My attention has recently been turning to Niente, which hasn't had a new release in something like 5 months. I'm planning a new release for it at the start of April, though there are a few new floors being fitted throughout the house in the meantime, so that schedule might slip!
Anyway: I couldn't but help notice the more than 3000 folders of music in my collection that Niente thought could do with a volume boost. Since I've only got about 17,000 recordings in total, that's quite a sizeable chunk that is, in some way, less than ideal. It arises from the fact that I was ripping CDs in 1999 and only got round to writing volume-boosting technology into Semplice in around 2019! Short of going to each sub-volume-boosted folder, one by one, and running Semplice there to apply a retroactive volume boost, this wasn't going to be fixed any time soon: thirty or forty would have been fine; three thousand or more, less so!
A long time ago, I promised myself (and this site) that I would never write a batch volume updater, because volume updating means physically modifying FLAC files... and I wasn't going to batch modify my music collection to that extent, with perhaps less than predictable results. Well, I've been using volume technology on new rips for at least five years at this point and I've seldom been irritated or surprised with the results ...and I also have very good backups of my music collection, should anything go horribly wrong! So I've relented and I've just written a short article describing how to run a new script that will apply appropriate volume boosts to FLACs in bulk.
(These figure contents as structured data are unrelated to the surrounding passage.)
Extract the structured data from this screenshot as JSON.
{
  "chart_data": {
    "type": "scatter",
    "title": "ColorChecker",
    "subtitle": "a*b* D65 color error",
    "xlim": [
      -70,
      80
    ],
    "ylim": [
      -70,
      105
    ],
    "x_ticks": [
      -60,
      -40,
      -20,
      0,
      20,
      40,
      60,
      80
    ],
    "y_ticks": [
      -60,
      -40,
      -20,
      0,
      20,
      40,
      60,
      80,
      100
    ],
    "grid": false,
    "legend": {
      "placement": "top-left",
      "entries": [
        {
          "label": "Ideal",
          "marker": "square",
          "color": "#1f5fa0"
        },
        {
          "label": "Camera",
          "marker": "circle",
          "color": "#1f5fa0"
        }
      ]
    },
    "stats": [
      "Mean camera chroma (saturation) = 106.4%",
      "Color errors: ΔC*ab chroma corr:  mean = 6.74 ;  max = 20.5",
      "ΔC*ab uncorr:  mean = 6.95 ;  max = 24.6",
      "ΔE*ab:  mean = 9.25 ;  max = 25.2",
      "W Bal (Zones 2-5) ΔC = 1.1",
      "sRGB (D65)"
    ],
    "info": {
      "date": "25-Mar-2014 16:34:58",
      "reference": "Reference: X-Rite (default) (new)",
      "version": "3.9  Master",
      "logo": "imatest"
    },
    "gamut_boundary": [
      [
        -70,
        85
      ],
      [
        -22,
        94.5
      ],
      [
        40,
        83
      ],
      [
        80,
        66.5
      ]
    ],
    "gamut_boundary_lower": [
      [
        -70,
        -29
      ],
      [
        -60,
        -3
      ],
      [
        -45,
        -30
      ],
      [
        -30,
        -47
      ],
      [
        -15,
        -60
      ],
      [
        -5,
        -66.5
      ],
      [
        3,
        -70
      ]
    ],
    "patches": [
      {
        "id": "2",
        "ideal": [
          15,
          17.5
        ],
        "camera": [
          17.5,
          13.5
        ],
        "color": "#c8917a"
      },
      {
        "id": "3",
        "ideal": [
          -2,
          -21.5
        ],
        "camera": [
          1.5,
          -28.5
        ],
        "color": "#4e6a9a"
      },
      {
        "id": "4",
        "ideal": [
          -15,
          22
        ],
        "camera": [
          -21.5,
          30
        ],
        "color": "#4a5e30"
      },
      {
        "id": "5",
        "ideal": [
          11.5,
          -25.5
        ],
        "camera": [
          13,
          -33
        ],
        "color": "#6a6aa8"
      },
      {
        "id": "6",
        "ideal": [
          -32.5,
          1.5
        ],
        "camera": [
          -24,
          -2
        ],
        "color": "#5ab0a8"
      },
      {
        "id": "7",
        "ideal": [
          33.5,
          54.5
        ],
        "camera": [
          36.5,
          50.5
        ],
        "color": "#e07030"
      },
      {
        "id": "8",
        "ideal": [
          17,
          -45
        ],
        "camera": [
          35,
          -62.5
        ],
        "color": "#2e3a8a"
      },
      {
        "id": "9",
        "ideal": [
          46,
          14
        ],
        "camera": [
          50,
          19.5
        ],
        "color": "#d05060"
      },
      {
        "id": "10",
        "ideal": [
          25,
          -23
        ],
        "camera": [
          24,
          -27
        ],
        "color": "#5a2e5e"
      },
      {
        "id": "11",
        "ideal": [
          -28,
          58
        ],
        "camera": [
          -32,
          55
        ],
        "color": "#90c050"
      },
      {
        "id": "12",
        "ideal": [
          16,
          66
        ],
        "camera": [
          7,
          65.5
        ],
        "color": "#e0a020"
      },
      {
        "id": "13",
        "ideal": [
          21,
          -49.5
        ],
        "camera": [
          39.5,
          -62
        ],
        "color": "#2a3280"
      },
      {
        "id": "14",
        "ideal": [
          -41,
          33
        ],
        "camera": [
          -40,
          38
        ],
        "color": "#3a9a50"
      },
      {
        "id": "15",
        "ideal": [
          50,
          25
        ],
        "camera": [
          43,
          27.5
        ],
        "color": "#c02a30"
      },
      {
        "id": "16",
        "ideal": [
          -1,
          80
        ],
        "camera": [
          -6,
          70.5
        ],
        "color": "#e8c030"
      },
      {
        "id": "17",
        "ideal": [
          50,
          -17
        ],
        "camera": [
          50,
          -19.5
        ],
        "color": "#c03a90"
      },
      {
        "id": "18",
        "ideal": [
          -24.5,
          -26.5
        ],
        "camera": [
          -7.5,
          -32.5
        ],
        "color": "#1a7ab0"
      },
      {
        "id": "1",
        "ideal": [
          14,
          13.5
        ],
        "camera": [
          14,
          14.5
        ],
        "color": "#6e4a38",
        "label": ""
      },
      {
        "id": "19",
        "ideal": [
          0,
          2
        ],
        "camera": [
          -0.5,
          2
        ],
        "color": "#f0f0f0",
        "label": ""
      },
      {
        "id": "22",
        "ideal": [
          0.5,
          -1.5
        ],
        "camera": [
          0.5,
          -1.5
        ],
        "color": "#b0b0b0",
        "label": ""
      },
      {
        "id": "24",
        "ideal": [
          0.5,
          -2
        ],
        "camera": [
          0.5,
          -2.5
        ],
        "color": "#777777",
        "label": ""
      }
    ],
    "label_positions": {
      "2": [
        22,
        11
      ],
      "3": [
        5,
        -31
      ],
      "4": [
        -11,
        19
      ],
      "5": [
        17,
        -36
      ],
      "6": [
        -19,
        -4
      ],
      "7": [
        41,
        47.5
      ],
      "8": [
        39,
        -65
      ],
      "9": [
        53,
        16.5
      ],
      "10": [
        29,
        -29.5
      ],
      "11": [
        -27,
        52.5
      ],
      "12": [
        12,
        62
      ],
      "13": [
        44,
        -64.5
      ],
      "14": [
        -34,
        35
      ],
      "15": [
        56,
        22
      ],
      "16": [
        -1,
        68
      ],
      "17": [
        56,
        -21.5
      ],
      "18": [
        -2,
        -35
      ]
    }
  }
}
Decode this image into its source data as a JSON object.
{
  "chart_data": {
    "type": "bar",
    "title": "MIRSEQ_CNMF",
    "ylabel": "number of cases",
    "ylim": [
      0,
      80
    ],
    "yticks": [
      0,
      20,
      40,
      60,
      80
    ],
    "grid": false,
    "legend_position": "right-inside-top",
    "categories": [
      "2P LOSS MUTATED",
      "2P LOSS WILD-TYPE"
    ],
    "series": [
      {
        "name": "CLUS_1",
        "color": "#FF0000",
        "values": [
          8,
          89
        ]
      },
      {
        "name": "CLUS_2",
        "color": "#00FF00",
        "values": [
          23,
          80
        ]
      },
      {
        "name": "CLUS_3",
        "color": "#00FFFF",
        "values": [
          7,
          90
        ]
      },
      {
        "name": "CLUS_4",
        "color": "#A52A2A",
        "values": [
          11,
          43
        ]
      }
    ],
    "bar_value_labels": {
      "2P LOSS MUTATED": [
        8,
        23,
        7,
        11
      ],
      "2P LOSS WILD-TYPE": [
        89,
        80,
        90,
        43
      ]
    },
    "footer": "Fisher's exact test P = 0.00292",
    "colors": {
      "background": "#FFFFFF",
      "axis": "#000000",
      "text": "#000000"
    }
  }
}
The usual caveats apply: volume boosts are calculated on a per-folder basis, not a per-track one. We wouldn't want to make the quiet, slow movement of a symphony hugely louder whilst barely touching the allegro furioso movement: that way madness lies. So all movements of the symphony in a folder are analysed and if the quiet movement could be boosted by +9dB and the loud movement by +0.6dB, only the +0.6dB is applied, meaning all tracks stay the same relative loudness, though the absolute loudness of all of them will have increased a bit. Volume boosts are also calculated never to introduce distortion, in all cases. In fact, so keen to avoid distortion is it that, when it calculates that a +3dB boost will bring a folder to maximum loudness, it then knocks that back a bit and only applies a +2.5dB boost: 0.5dB is always held back from any boost, for safety's sake.
The new script asks you to set a limit below and beyond which the batch updater won't try and boost volumes: I recommend something like a 1 - 9 range: in other words, don't waste time boosting things that are only 1dB short of maximal volume anyway; and don't try and boost recordings which are more than 9dB away from maximal loudness. Peak volumes quieter than around 9 tend, in my experience, to have been deliberately mastered to mask or hide recording defects: boost them to any significant extent and those defects become horribly audible! But anything between 1 and 9dB short of maximal loudness is probably a reasonable candidate for a modest volume boost. The new article gives an example of the quietest recording in my collection boosted by a modest amount and then by the maximum possible amount -and the version with the maximum possible boost sounds ghastly! Stick to a 1 - 8 or 9 setting for the new script, however, and I think you'll get a useful boost to the base volume of your collection without introducing ghastliness.
Obviously, audiophiles will abhor the idea of fiddling around with the volumes in a carefully-mastered audio track at all. That's fine: volume-boosting is something such people should avoid. I find it useful, however, because I don't live in an anechoic chamber and so sometimes need to hear things above ambient noise levels. I also find it useful because I don't play CDs, but 'works' ripped from a CD: recording engineers tend to set recording levels that produce a pleasing result across an entire CD, resulting in less-than-optimal volumes for some of the individual works on it. Volume boosting is just me correcting the 'average volume' issue introduced on some CDs that regard the envelope as more important than the letter (information) it contains!
I will not be building this into Niente in the future: Niente is a monitoring tool, not a fix-it one. I'm happy to release it as a standalone example of a particular fix-it script, however.